Due to meticulous examination of Bureau of Certification and Licensing (BCL), the agency responsible to determine whether a particular individual or firm is eligible to hold OTI Bonds CA or not, it becomes quite difficult to get it timely. There are a different set of rules for FMC-48 and FMC-69 to be filed by the FMC and price range also varies. It ranges between $50,000 and $150,000. NOVCCs that are neither licensed nor belong to the USA, they need to acquire expensive surety bond of $150,000 amounts. To approve the application and qualify for a bond, it is important to have at least three-year experience as a skilled OTI or sole proprietor.

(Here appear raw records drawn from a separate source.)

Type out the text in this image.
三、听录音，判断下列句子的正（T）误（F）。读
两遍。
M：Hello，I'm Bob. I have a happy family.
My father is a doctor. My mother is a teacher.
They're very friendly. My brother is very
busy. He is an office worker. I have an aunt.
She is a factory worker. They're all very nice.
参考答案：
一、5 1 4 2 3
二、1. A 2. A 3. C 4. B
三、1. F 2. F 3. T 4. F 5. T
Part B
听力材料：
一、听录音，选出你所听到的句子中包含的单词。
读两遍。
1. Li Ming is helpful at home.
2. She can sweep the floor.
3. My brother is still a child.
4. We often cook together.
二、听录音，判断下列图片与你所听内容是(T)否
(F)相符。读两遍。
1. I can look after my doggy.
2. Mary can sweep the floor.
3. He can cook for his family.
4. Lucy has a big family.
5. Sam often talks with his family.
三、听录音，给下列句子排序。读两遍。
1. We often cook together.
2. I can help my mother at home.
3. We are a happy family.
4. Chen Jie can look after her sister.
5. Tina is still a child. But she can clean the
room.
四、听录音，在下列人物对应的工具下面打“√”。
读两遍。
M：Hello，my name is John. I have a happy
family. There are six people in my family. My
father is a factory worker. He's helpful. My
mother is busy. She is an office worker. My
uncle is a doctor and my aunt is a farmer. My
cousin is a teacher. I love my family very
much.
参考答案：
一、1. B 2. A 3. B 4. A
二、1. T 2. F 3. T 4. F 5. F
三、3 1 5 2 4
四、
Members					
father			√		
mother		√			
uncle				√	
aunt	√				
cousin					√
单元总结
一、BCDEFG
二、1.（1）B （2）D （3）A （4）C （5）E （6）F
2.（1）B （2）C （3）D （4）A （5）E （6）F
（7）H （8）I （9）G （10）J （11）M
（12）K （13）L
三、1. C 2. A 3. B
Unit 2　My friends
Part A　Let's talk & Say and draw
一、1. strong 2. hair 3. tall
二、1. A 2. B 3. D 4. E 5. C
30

The people who don’t know much about customs bond, it simply involved three parties in order to obtain it legitimately. When the industrial value of the importing cargo exceeds $25,000 it becomes necessary to obtain one of the bonds described in the second paragraph of this article. The three parties are principal, obligee, and a surety (insurance company/broker). It is easy and affordable to apply for customs bond and OTI bonds CA through a customs broker or insurance agency.Import and export through ocean vessels have highly regulated by the federal government of the United States. The process of goods transportation from other countries to the US is too much assorted and this is only to make the process safe and authentic. International Freight Forwarders (IFFs) and Non-Vessel-Operating Common Carrier (NVOCC) is asked to become licensed Ocean Transportation Intermediary (OTI) by the Federal Maritime Commission (FMC) under the Shipping Act.
There are two types of bonds that are prevalent to make the shipping reliable. Single transaction bonds are for the one-time transaction of goods through ocean vessel in a calendar year and Continuous import bond is for multiple time transactions in a year.
Both the terms Oti Bonds and Customs Bonds CA are either related to ocean freight forwarders or importers.